Toda persona mayor de veintiún años de edad al ser Internada en un
establecimiento asistencial, público o privado, deberá manifestar si otorga o
no consentimiento para que, de sobrevenir la muerte, su cuerpo sea empleado,
total o parcialmente, para usos de interés científico o extracción de órganos
o tejidos con fines terapéuticos.
El consentimiento o la negativa deberá ser expresado ante un médico del
establecimiento en documento destinado, exclusivamente, a ese fin, el que deberá
ser firmado por dicho médico y por el internado e incorporado al Libro
Registral previsto en el artículo 6o. Si éste no supiera o no pudiera firmar,
se requerirá la firma de dos testigos, médicos, debiendo, uno de ellos,
hacerlo además, por el internado.
Tendrán derecho a estar presentes en este caso en el acto de prestarse el
consentimiento antes aludido, así como en la hipótesis del inciso 1.o los
familiares indicados en el artículo 9.o.
Si el internado es menor de edad o incapaz, el consentimiento o la negativa,
deberá ser indicado por sus representantes, legales en la misma forma
establecida en el inciso anterior.
Si al internarse, la persona estuviera imposibilitada para manifestar la
voluntad prevista en el inciso 1.o. ésta le será requerida en el momento en
que recupere sus facultades.
No se podrá emplear a los fines científicos y terapéuticos que consigna la
ley, el cadáver de una persona ingresada a un establecimiento asistencial, público
o privado, fallecida sin haber podido manifestar su voluntad, si no es luego de
tres horas de producirse el deceso sin que, en dicho lapso, se hubieran opuesto
los familiares indicados en el artículo 9o.
Cuando el internado se abstuviera de manifestar en voluntad, en caso de
fallecimiento, la decisión estará a cargo, de los parientes indicados en el
artículo 9.o.
Artículo 2°.
Toda persona mayor de veintiún años de edad que no se hallaré en ninguna de
las circunstancias previstas en el artículo anterior, podrá expresar su
consentimiento para que, en caso de fallecer, su cuerpo sea empleado, total o
parcialmente, para usos de intereses científico o extracción de órganos o
tejidos con fines terapéuticos.
La manifestación de voluntad podrá otorgarse a opción del interesado:
a)Ante un médico, en la forma y con los requisitos indicados en el inciso
segundo del artículo anterior;
b)Ante un escribano, ya sea en escritura pública o por acta notarial:
c)Ante el Juez de Paz en trámite que será gratuito,
d)Directamente, ante el Registro Nacional de Donantes de þrganos y Tejidos. En
este último caso, la expresión de voluntad será documentada ante un médico
de la institución de la que dependa el Registro.
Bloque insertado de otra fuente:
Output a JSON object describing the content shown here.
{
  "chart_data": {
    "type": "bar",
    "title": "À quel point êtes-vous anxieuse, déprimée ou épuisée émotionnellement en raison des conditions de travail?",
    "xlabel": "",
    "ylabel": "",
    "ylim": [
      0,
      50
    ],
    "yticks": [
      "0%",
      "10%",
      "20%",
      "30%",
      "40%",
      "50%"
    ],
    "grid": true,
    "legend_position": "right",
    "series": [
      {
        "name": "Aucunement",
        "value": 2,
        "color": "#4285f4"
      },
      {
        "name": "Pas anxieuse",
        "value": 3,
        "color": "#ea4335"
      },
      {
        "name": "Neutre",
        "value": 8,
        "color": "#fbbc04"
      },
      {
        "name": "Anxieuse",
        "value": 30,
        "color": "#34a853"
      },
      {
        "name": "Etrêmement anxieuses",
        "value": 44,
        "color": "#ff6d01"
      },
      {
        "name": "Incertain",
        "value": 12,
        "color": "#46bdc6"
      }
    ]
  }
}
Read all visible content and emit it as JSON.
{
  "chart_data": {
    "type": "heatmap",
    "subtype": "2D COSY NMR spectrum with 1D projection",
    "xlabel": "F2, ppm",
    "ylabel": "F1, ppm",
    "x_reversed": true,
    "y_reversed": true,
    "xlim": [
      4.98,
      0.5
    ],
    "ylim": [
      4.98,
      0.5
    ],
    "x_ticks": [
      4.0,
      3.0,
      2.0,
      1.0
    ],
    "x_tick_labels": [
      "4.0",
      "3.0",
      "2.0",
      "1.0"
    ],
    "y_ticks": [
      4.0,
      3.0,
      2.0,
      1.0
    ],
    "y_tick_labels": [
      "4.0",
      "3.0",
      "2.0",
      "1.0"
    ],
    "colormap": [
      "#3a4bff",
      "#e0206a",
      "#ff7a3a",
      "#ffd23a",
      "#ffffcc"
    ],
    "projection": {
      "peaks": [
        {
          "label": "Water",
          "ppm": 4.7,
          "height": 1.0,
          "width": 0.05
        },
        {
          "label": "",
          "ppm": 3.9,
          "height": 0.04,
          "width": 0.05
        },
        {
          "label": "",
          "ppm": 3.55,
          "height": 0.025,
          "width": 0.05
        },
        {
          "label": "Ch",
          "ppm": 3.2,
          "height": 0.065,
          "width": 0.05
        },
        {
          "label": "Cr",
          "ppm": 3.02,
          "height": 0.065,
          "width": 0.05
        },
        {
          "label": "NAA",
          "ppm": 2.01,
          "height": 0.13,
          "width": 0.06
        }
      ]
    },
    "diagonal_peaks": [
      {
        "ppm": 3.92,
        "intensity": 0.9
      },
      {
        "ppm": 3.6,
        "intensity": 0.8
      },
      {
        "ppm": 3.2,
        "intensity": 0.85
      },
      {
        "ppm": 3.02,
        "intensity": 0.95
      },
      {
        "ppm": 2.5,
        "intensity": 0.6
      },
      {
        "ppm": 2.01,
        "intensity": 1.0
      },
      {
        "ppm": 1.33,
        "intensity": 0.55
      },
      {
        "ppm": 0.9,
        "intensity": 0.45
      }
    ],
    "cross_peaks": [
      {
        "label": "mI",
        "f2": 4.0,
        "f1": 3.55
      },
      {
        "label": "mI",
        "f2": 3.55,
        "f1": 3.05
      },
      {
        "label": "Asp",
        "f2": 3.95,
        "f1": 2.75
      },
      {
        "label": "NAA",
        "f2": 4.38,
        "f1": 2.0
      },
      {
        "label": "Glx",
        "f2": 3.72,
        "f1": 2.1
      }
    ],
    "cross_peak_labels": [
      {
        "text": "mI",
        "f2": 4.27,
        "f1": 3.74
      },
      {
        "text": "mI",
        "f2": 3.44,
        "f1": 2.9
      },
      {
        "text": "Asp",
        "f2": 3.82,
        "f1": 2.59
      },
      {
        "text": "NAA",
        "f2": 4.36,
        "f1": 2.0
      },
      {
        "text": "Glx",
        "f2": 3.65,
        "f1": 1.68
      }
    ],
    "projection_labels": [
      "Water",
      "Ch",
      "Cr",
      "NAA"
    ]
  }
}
En los casos de los apartados a), b) y c) y del artículo 1o, el profesional o
funcionario actuante deberá comunicar esa manifestación de voluntad al
Registro Nacional de Donantes de Organos y Tejidos, dentro de las cuarenta y
ocho horas de otorgada.
Las expresiones de voluntad a que se refiere el presente artículo y los artículos
1.o y 11, son esencialmente revocables, cumpliéndose los mismos requisitos que
para la manifestación originaria. Cuando no hubiera expresión alguna de
voluntad, la decisión estará a cargo de los parientes indicados en el artículo
9.o.
Artículo 3°.
El Ministerio de Salud Pública tendrá a su cargo la organización de un
Registro Nacional de Donantes de Organos y Tejidos. Para esa finalidad, deberá
establecer cuáles son las instituciones autorizadas a llevar Registros de
dichos donantes. la forma de centralizar la información y de ponerla en
conocimiento de las instituciones donde se realicen injertos y trasplantes.
Artículo 4°.
El Ministerio de Salud Pública, en coordinación con el Hospital de Clínicas
"Dr. Manuel Quintela" habrá de determinar las normas de instalación
y funcionamiento del o de los, Bancos de Organos y Tejidos.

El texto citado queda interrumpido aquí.